[tf-serving-r1.7] Failed to compile Tensorflow-serving r1.7 with TensorRT

oscarriddle commented 6 years ago

Have I written custom code : No OS Platform and Distribution: CentOS 7 TensorFlow installed from: source TensorFlow version: tensorflow-serving branch r1.7 Bazel version: 0.11.1 CUDA/cuDNN version: CUDA9.0, cuDNN 7.0.5, TensorRT4.0.4 (actually)

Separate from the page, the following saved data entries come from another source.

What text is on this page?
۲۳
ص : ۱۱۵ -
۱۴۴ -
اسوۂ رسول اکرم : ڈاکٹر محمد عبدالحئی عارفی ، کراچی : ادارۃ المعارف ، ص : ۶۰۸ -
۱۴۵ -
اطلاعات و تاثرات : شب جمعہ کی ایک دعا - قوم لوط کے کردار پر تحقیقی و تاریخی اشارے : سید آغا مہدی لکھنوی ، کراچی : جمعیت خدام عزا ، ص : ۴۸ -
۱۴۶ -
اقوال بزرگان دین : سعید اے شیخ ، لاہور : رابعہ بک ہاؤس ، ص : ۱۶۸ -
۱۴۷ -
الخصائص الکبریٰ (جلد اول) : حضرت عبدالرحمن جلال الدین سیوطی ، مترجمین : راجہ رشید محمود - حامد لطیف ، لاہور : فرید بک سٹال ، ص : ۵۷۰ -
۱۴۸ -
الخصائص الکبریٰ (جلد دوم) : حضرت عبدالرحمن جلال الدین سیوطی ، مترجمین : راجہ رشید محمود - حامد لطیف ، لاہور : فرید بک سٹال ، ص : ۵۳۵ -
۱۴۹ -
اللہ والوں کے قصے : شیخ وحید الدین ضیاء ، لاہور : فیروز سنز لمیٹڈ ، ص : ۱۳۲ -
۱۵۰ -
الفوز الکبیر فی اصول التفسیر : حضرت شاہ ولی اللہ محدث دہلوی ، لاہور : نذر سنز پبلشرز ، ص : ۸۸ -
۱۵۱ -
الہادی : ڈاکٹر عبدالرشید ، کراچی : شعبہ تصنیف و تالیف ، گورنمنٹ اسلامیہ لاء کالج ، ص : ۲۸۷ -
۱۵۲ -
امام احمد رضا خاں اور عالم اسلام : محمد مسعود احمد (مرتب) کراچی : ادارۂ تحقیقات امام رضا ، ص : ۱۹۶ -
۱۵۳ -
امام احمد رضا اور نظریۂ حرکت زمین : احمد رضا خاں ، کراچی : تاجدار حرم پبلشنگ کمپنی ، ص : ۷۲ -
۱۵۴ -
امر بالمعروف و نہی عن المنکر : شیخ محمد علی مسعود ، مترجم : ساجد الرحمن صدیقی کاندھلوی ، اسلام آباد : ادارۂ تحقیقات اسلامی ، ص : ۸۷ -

I tried to compile the Tensorflow-serving r1.7 with TensorRT 4.0.4, and the compilation is successfully done.

At global scope:
cc1plus: warning: unrecognized command line option '-Wno-self-assign'
INFO: Elapsed time: 1452.421s, Critical Path: 479.68s
INFO: Build completed successfully, 11375 total actions

But when I start the service and load a TFTRT optimized model, I get error:

2018-06-07 17:41:40.910874: I external/org_tensorflow/tensorflow/cc/saved_model/loader.cc:242] Loading SavedModel with tags: { serve }; from: /media/disk1/fordata/web_server/project/LdaBasedClassification_623_1.7/data/cate155_tftrt_frozen/1
2018-06-07 17:41:41.030117: I external/org_tensorflow/tensorflow/core/platform/cpu_feature_guard.cc:140] Your CPU supports instructions that this TensorFlow binary was not compiled to use: SSE4.1 SSE4.2 AVX AVX2 FMA
2018-06-07 17:41:41.283451: I external/org_tensorflow/tensorflow/core/common_runtime/gpu/gpu_device.cc:1344] Found device 0 with properties: 
name: TITAN Xp major: 6 minor: 1 memoryClockRate(GHz): 1.582
pciBusID: 0000:84:00.0
totalMemory: 11.90GiB freeMemory: 11.74GiB
2018-06-07 17:41:41.283514: I external/org_tensorflow/tensorflow/core/common_runtime/gpu/gpu_device.cc:1423] Adding visible gpu devices: 0
2018-06-07 17:41:41.601178: I external/org_tensorflow/tensorflow/core/common_runtime/gpu/gpu_device.cc:911] Device interconnect StreamExecutor with strength 1 edge matrix:
2018-06-07 17:41:41.601253: I external/org_tensorflow/tensorflow/core/common_runtime/gpu/gpu_device.cc:917]      0 
2018-06-07 17:41:41.601273: I external/org_tensorflow/tensorflow/core/common_runtime/gpu/gpu_device.cc:930] 0:   N 
2018-06-07 17:41:41.601561: I external/org_tensorflow/tensorflow/core/common_runtime/gpu/gpu_device.cc:1041] Created TensorFlow device (/job:localhost/replica:0/task:0/device:GPU:0 with 10970 MB memory) -> physical GPU (device: 0, name: TITAN Xp, pci bus id: 0000:84:00.0, compute capability: 6.1)
2018-06-07 17:41:41.878689: I external/org_tensorflow/tensorflow/cc/saved_model/loader.cc:291] SavedModel load for tags { serve }; Status: fail. Took 967809 microseconds.
2018-06-07 17:41:41.878771: E tensorflow_serving/util/retrier.cc:38] Loading servable: {name: inception_v3 version: 1} failed: Not found: Op type not registered 'TRTEngineOp' in binary running on bjpg-g180.yz02. Make sure the Op and Kernel are registered in the binary running in this process.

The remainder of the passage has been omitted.